Book series by Allan Kozinn and Adrian Sinclair

The McCartney Legacy is a biographical book series about the post-Beatles musical career of Paul McCartney, written by music journalist Allan Kozinn and documentarian and writer Adrian Sinclair. Volume 1 of the series, covering the years 1969–1973, was released on 13 December 2022. A second volume, covering 1974–1980, was released on 10 December 2024. The project was influenced, in part, and inspired by the work of Beatles historian Mark Lewisohn, author of The Beatles: All These Years series. McCartney did not participate in the project but did not discourage others from giving interviews, such as former Wings drummer Denny Seiwell and filmmaker Sir Michael Lindsay-Hogg.

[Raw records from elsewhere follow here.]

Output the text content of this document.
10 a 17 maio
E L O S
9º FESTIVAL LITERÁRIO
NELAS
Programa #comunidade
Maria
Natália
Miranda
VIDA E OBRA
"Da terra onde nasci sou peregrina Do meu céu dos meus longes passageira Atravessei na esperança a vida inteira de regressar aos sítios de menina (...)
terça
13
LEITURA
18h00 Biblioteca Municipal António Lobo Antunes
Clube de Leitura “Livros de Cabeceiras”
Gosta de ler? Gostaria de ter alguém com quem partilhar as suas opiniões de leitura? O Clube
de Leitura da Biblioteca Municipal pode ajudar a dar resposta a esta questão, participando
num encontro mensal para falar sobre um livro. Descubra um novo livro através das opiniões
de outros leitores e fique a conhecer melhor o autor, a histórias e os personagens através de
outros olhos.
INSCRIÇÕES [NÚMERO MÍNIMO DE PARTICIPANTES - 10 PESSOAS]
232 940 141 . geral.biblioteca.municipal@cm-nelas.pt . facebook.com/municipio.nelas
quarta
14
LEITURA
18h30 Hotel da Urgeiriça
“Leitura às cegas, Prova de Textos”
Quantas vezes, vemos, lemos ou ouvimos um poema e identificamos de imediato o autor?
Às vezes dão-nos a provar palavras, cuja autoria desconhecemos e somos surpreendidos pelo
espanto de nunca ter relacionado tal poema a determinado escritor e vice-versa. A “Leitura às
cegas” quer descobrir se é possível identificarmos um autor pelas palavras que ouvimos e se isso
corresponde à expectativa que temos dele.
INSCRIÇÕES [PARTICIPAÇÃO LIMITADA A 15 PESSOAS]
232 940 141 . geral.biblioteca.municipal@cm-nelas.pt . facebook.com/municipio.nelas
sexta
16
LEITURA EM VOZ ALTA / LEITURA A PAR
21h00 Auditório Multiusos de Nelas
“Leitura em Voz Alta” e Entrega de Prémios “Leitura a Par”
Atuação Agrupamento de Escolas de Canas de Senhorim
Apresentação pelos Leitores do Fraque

Volume 1 was received favorably in The New York Times as a "well-planned encore" to McCartney's 2021 semi-autobiographical work, The Lyrics: 1956 to the Present. The book was also heralded by the British music press, receiving 5/5 from Record Collector magazine's Jamie Atkins, 9/10 from Uncut magazine's Jim Wirth, 8/10 from Classic Rock magazine's Hugh Fielder, and 4/5 from Mojo magazine's Tom Doyle. Music scholar Kenneth Womack praised it as "a triumph. Masterful in scope and full of rich detail." In The Times, Daniel Finkelstein gave a mixed review, complaining that it was too long and was a substandard "imitator" of Lewisohn's work, while praising the depth of research. The Irish Times gave a mixed review, offering that the book was "often compelling", but also "so exhaustive it's almost like swimming through treacle to get to something that little bit more interesting". Rolling Stone writer Rob Sheffield described the book as a "comprehensive, painstaking, dazzling and definitive chronicle." Lewisohn praised the book as an "accurate biography of a universal explorer."

Off the back of the publication of Volume 1, Sinclair was hired as Archive Consultant for Morgan Neville's 2026 documentary Man on the Run. Neville described Kozinn and Sinclair's book as "the blueprint" for his film, which explores the post-Beatles rebirth of Paul McCartney.